What starting a fire can teach you about writing a good story
The initial spark
When I was in the cub scouts I wanted my fire starter badge (that might not have been the name of it, it was probably something to do with fire safety, but we just wanted to get a fire going). Being able to get a proper fire started seemed like the ultimate survival skill.
First I learned that you need a spark, and one way is to strike a high-carbon steel against a flint rock.
A story needs a spark of an idea, and one way to create this is to strike one idea against another. The two ideas need friction between them, the steel and the flint.
Jurassic Park is dinosaurs in a theme park.
Hannibal Lecter is highly cultured and a cannibal.
The Hunger Games is children who are gladiators.
There are many ideas around, as many as pebbles on the beach. Ideas are not the problem, the difficulty is in finding just the right pair of ideas that when struck together can create a sufficient spark.
Dry tinder
That initial spark has to then be directed against your tinder. You need something to catch that brief spark and create a small flame.
If you have a piece of flash paper you could get a very bright, brief, intense flame. This story equivalent is flash fiction, stories up to around 1000 words. They can be satisfying, but they are very brief.
If you want to create a longer story then you need something to build on that initial flame. You need some dry tinder. Green wood from a living tree is no good.
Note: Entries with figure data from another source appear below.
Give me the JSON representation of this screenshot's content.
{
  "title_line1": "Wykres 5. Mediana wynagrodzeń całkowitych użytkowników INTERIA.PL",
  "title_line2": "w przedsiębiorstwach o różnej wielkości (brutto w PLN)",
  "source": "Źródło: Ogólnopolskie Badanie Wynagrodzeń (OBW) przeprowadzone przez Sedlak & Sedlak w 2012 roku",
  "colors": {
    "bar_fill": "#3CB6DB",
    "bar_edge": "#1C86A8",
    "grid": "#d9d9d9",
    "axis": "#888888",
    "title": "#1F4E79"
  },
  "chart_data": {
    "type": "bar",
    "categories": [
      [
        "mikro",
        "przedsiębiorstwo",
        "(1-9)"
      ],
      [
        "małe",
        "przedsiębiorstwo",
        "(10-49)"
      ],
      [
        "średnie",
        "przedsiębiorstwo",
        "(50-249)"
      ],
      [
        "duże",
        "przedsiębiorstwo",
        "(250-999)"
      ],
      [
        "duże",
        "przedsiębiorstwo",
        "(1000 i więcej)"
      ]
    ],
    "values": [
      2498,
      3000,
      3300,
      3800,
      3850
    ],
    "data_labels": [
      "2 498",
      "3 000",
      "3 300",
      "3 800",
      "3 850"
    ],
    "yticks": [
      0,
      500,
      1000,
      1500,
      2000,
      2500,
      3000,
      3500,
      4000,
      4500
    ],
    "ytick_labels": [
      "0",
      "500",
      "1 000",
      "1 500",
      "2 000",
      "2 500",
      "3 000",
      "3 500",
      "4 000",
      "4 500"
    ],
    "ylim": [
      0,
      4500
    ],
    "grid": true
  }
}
You need some material that is dead, that has had time to dry out and is ready to rejoin the cycle of life.
In story terms, you are looking to build on the flame with some mature ideas. Something that has been niggling at you for a while and has had time to dry out. You are not looking for something spectacular here, just enough to keep the flame of the idea growing.
Let it build
The danger with your small flame that you have built up is that you now swamp it. Dumping a giant log on your fire will cut the oxygen to the heart of the fire and put it out.
With your story you must be careful not to dump a huge pile of exposition on your story early on. Let the flame dance and build with smaller pieces of narrative. There is a delicate balance. You need enough fuel to keep the fire going, but not so much that it is swamped.
Bonfire
You have a choice with how to build your bigger fire.
In England we celebrate bonfire night on 5th November when we remember Guy Fawkes trying to blow up the houses of parliament and burn an effigy of him on the fire. All good family fun!
For days beforehand we create a giant pile of flammable material into a huge cone, careful to make sure that the structure is sound and not likely to collapse in on itself.
A story built like this will have a planned structure before the writing begins. Once your flame is lit, you know that you have a structure that will keep it alight and material enough to burn.
There is also a danger here, however, that the fire will go out. Buried under all that material your flame might not be strong enough to survive. If that happens then you will have to pull the bonfire down and rebuild it. Sometimes when planning out every detail of a story, you find that you have lost the initial spark of the ideas that started the story in the first place.
Adding fuel to the fire
Alternatively you could build your fire as the flame grows. Once your tinder is alight you carefully add fuel to the fire. Starting with smaller twigs and branches, you add more as the flames build.
This is more like discovery writing. Letting the story build itself as you add more material. There is a danger here that, as the structure is not planned in advance, it could collapse in on itself, smothering the story. It is more likely that the fire might get out of hand and spread to areas you didn’t intend — the story might go off on tangents and be more difficult to control.
Keeping the flame alive
As the fire builds and burns brighter, the logs need to be packed tightly enough that it will keep going, but not so tight that there is no room for the fire to breathe.
Stories need variety in the pacing. The reader needs an opportunity to draw breath, some more reflective passages, gaps between the action.
Pass on the flame
As the fire burns at it brightest and then dies down, the embers may burn long into the night. Before the fire is extinguished completely, you might want to reserve an ember to start the next fire.
You hope that your story will stay with the reader long after they turn the last page. If you hope to write a series then you should make sure that you have left some embers burning at the end of the story that you can use to start the sequel.
In summary, thinking about a fire can help write a good story:
- Find two ideas that have friction between them to create the initial spark.
- Use mature ideas that have had time to dry out so they become good tinder for that spark.
- Don’t swamp your story with too much exposition early on, let it grow.
- Either build a solid story structure in advance, or add pieces carefully to your growing story. There are advantages and disadvantages to both approaches.
- Keep some more reflective spaces in your story between your high impact scenes to allow the story to breathe.
- If you want to write a series, make sure you leave some embers alight at the end of your first book and use them to start the next one.